Plus précisément, Apple a demandé que la partie « ordonnance d'outrage civil » du jugement de 2021 soit annulée, qui obligeait Apple à modifier ses politiques dans l'App Store pour permettre aux développeurs de diriger les utilisateurs vers des sites Web tiers pour effectuer le paiement sous la forme de boutons ou de liens externes.
Bien qu'Apple ait modifié cette interdiction, l'entreprise se réserve toujours le droit de facturer des frais de traitement de 27 % pour les paiements externes. Parallèlement, elle a imposé de nombreuses restrictions sur la conception des interfaces menant à des liens externes, ce qui a valu à de nombreux développeurs des critiques, les qualifiant d'« obstruction déguisée ».
La communauté juridique est divisée sur cette question. Apple parviendra-t-elle à faire annuler le verdict ?
etReuters NewsSelon plusieurs experts juridiques, la plainte d'Apple ne repose pas sur un fondement juridique favorable. Les analystes soulignent que, même si la Cour suprême a récemment renforcé l'autorité des agences fédérales, les tribunaux locaux disposent encore d'une certaine marge de manœuvre pour statuer sur les pratiques commerciales et les affaires antitrust.
Certains avocats ont même suggéré qu'Apple, n'ayant pas fait appel de la décision dans son procès contre Epic Games, cherche désormais à faire annuler une injonction subsidiaire. Le tribunal pourrait y voir une manœuvre stratégique, peu susceptible de susciter la sympathie. De plus, l'ordonnance du tribunal constitue elle-même une mesure corrective pour violation de la loi californienne sur la concurrence déloyale (UCL) et ne relève pas directement du champ d'application d'un contrat. Même si Apple soutient que l'ordonnance ne devrait pas s'appliquer aux tiers, elle a néanmoins un fondement juridique car elle modifie le fonctionnement de sa plateforme.

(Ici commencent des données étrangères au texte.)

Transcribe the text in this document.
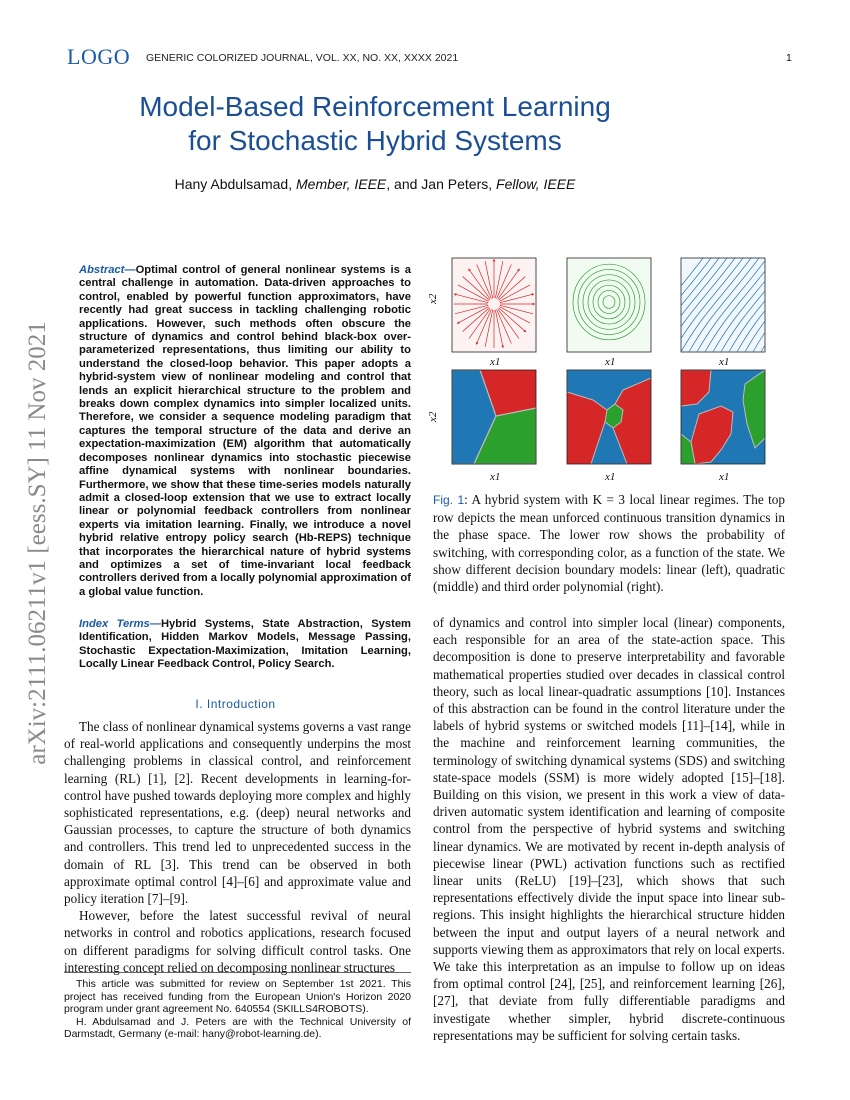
LOGO GENERIC COLORIZED JOURNAL, VOL. XX, NO. XX, XXXX 2021	1
Model-Based Reinforcement Learning
for Stochastic Hybrid Systems
Hany Abdulsamad, Member, IEEE, and Jan Peters, Fellow, IEEE
arXiv:2111.06211v1 [eess.SY] 11 Nov 2021
Abstract—Optimal control of general nonlinear systems is a central challenge in automation. Data-driven approaches to control, enabled by powerful function approximators, have recently had great success in tackling challenging robotic applications. However, such methods often obscure the structure of dynamics and control behind black-box over-parameterized representations, thus limiting our ability to understand the closed-loop behavior. This paper adopts a hybrid-system view of nonlinear modeling and control that lends an explicit hierarchical structure to the problem and breaks down complex dynamics into simpler localized units. Therefore, we consider a sequence modeling paradigm that captures the temporal structure of the data and derive an expectation-maximization (EM) algorithm that automatically decomposes nonlinear dynamics into stochastic piecewise affine dynamical systems with nonlinear boundaries. Furthermore, we show that these time-series models naturally admit a closed-loop extension that we use to extract locally linear or polynomial feedback controllers from nonlinear experts via imitation learning. Finally, we introduce a novel hybrid relative entropy policy search (Hb-REPS) technique that incorporates the hierarchical nature of hybrid systems and optimizes a set of time-invariant local feedback controllers derived from a locally polynomial approximation of a global value function.
Index Terms—Hybrid Systems, State Abstraction, System Identification, Hidden Markov Models, Message Passing, Stochastic Expectation-Maximization, Imitation Learning, Locally Linear Feedback Control, Policy Search.
I. Introduction

The class of nonlinear dynamical systems governs a vast range of real-world applications and consequently underpins the most challenging problems in classical control, and reinforcement learning (RL) [1], [2]. Recent developments in learning-for-control have pushed towards deploying more complex and highly sophisticated representations, e.g. (deep) neural networks and Gaussian processes, to capture the structure of both dynamics and controllers. This trend led to unprecedented success in the domain of RL [3]. This trend can be observed in both approximate optimal control [4]–[6] and approximate value and policy iteration [7]–[9].

However, before the latest successful revival of neural networks in control and robotics applications, research focused on different paradigms for solving difficult control tasks. One interesting concept relied on decomposing nonlinear structures

This article was submitted for review on September 1st 2021. This project has received funding from the European Union's Horizon 2020 program under grant agreement No. 640554 (SKILLS4ROBOTS).

H. Abdulsamad and J. Peters are with the Technical University of Darmstadt, Germany (e-mail: hany@robot-learning.de).

x2
x2
x1	x1	x1
x1	x1	x1
Fig. 1: A hybrid system with K = 3 local linear regimes. The top row depicts the mean unforced continuous transition dynamics in the phase space. The lower row shows the probability of switching, with corresponding color, as a function of the state. We show different decision boundary models: linear (left), quadratic (middle) and third order polynomial (right).

of dynamics and control into simpler local (linear) components, each responsible for an area of the state-action space. This decomposition is done to preserve interpretability and favorable mathematical properties studied over decades in classical control theory, such as local linear-quadratic assumptions [10]. Instances of this abstraction can be found in the control literature under the labels of hybrid systems or switched models [11]–[14], while in the machine and reinforcement learning communities, the terminology of switching dynamical systems (SDS) and switching state-space models (SSM) is more widely adopted [15]–[18]. Building on this vision, we present in this work a view of data-driven automatic system identification and learning of composite control from the perspective of hybrid systems and switching linear dynamics. We are motivated by recent in-depth analysis of piecewise linear (PWL) activation functions such as rectified linear units (ReLU) [19]–[23], which shows that such representations effectively divide the input space into linear sub-regions. This insight highlights the hierarchical structure hidden between the input and output layers of a neural network and supports viewing them as approximators that rely on local experts. We take this interpretation as an impulse to follow up on ideas from optimal control [24], [25], and reinforcement learning [26], [27], that deviate from fully differentiable paradigms and investigate whether simpler, hybrid discrete-continuous representations may be sufficient for solving certain tasks.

Si l’appel est couronné de succès, l’App Store sera-t-il à nouveau verrouillé ?
Si l'appel d'Apple est accueilli, l'ordonnance obligatoire du tribunal de district exigeant l'ouverture de liens externes sera révoquée. À l'avenir, à l'exception d'Epic Games, les autres développeurs tiers pourraient ne plus être en mesure de configurer légalement des options de paiement dans les applications iOS menant à des liens externes, ce qui signifie qu'Apple pourra conserver un contrôle important sur les paiements de la plateforme.
Cela aura non seulement un impact sur les services d'applications comme Spotify et Netflix, qui ont déjà adopté une stratégie de paiement externe, mais pourrait également déclencher une vive réaction de la part de la communauté des développeurs. Après tout, les commissions élevées et les restrictions de paiement d'Apple sont une source de mécontentement de longue date. Si la décision de justice est à nouveau annulée, le débat sur le monopole des plateformes et l'équité du marché pourrait être relancé.
La prochaine étape de la bataille juridique
L'affaire est actuellement en appel, et la Cour d'appel des États-Unis pour le neuvième circuit devrait se prononcer dans les prochaines semaines sur l'acceptation ou non des nouveaux arguments d'Apple. Si la cour décide de poursuivre le procès, l'issue de ce procès déjà réglé sera à nouveau au centre de l'attention des développeurs et de l'industrie technologique mondiale.